No one seems to remember that Vince Lombardi coached in the NFL, not the NCAA. On campus winning can't be everything. Winning can't be the only thing.
Dump Paterno and what does it tell every other coach in the nation?
If JoePa can get this kind of heat for starting 2-3, if all those diplomas he helped deliver to dilapidated neighborhoods, if all those boys he turned into men, if all that doing-it-the-right-way means nothing in State College, then what will they do to me?
Most college coaches are, deep down, good people who would like to follow the rules. But once the cheating and carousing starts, once the ante gets upped, they fight for survival.
You cut the corners because it delivers victories because if you can't deliver victories, well, just look at Joe Paterno.
There is no question that this is not Paterno's best team. This is not 1982 or 1986. This isn't even 1999.
But Penn State isn't getting blown out, like Nebraska did a year ago. It isn't facing a two- or three-win season, like Notre Dame is. It isn't losing to MAC teams, like everyone else.
And most of all it isn't Alabama, Arkansas, Cal, Colorado, Kentucky, Marshall, Maryland or Wisconsin, all of whom are on probation.
According to the NCAA, since 1966, Paterno's first season as head coach, Division I football programs have been found guilty of committing major infractions (the big stuff) 130 times.
That list includes 13 violations in the Big Ten. It includes Notre Dame, twice. It includes Florida State, twice. It includes current No. 1 Oklahoma three times.
It doesn't include Penn State once. That isn't to say Paterno is perfect or that he hasn't occasionally gambled on the wrong recruit. But 38 seasons and not a single, solitary letter of inquiry tells you about the principles of the program.

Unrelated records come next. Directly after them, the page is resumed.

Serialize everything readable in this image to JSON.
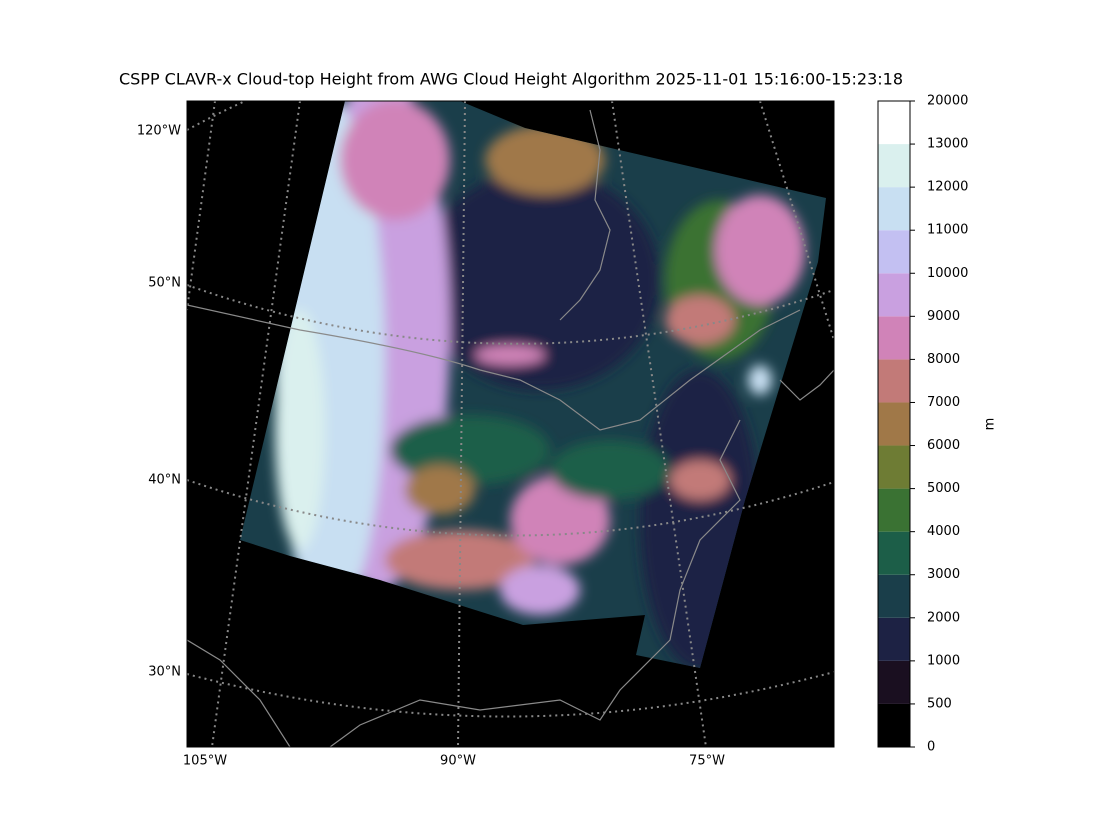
{
  "title": "CSPP CLAVR-x Cloud-top Height from AWG Cloud Height Algorithm 2025-11-01 15:16:00-15:23:18",
  "map": {
    "labels": [
      "120°W",
      "50°N",
      "40°N",
      "30°N",
      "105°W",
      "90°W",
      "75°W"
    ]
  },
  "colorbar": {
    "label": "m",
    "boundaries": [
      0,
      500,
      1000,
      2000,
      3000,
      4000,
      5000,
      6000,
      7000,
      8000,
      9000,
      10000,
      11000,
      12000,
      13000,
      20000
    ],
    "colors": [
      "#000000",
      "#1a0f20",
      "#1d2244",
      "#1a3e4a",
      "#1c5e48",
      "#3a7233",
      "#6e7c34",
      "#a07848",
      "#c27a78",
      "#d083b8",
      "#c9a0e0",
      "#c3c0f2",
      "#c8dff2",
      "#daf0ee",
      "#ffffff"
    ]
  }
}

"The purpose of college football is to serve education, not the other way around," says Paterno. "Ten years from now I want [my players] to look back on college as a wonderful time of expanding themselves – not just four years of playing football."
When the 10-win seasons were rolling in, Penn State fans were quick to embrace that philosophy, proudly asserting that their school wasn't just some football factory playing fast and loose with the rules.
They believed that because of Joe Paterno they were better.
At 2-3, too many of them seem to have forgotten they still are.